16.08.2013: VfL Bochum 1848 – FC St. Pauli 1910 - 2 : 2 (1 : 2)

Rewirpower Stadion, Castroper Straße 145, 44791 Bochum

Tore: 1:0 Butscher (18.), 1:1 Verhoek (23.), 1:2 Verhoek (35.), 2:2 Jungwirth (69.)

Zuschauer: 23.028

Food: Eine hervorragende Bratwurst der Kultwurstmanufaktur Dönninghaus

       

In einem rasanten Zweitligaspiel trennten sich an diesem Freitagabend der VfL Bochum und der FC St. Pauli letztlich mit einem absolut gerechten 2:2-Unentschieden. Der VfL begann dabei wie die Feuerwehr, erarbeitete sich in der Anfangsphase ein klares Chancenplus und ging verdient durch Butscher mit 1:0 in Führung.

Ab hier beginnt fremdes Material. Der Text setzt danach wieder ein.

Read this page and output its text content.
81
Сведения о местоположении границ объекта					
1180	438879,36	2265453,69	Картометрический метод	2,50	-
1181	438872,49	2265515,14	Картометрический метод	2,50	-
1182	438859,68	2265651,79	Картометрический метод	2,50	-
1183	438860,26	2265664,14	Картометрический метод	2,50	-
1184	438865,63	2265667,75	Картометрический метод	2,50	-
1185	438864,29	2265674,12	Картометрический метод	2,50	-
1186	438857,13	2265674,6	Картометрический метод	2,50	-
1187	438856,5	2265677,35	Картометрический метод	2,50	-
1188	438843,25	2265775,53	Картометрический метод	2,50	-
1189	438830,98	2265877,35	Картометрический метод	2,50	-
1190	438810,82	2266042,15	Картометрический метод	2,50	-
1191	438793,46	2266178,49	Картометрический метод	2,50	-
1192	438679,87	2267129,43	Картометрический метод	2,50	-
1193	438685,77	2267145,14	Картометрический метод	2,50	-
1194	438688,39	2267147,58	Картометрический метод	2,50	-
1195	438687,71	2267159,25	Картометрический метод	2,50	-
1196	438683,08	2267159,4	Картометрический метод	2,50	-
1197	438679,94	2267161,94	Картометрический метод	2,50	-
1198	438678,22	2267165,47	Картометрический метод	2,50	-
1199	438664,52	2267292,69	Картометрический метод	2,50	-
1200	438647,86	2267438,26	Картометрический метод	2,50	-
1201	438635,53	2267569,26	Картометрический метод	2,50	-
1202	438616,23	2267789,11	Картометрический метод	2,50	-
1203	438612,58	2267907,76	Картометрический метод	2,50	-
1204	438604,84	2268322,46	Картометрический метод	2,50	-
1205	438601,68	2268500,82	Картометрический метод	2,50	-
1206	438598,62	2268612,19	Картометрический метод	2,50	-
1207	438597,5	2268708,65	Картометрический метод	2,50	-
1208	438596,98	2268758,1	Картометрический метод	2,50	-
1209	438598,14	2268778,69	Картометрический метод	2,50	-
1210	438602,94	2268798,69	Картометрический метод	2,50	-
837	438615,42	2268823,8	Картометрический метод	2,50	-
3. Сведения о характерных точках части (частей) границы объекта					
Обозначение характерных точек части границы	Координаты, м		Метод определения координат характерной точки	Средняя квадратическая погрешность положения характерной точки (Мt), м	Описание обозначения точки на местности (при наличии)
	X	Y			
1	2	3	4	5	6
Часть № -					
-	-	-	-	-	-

Die Kiezkicker kamen danach jedoch besser ins Spiel und konnten die Partie durch Verhoek noch vor der Halbzeitpause drehen. Die Gastgeber allerdings steckten nie auf und kamen aufgrund einer Energieleistung in der zweiten Hälfte doch noch zum verdienten Ausgleich durch Jungwirth. Alles in allem ein gelungener Abend in der Oststadt...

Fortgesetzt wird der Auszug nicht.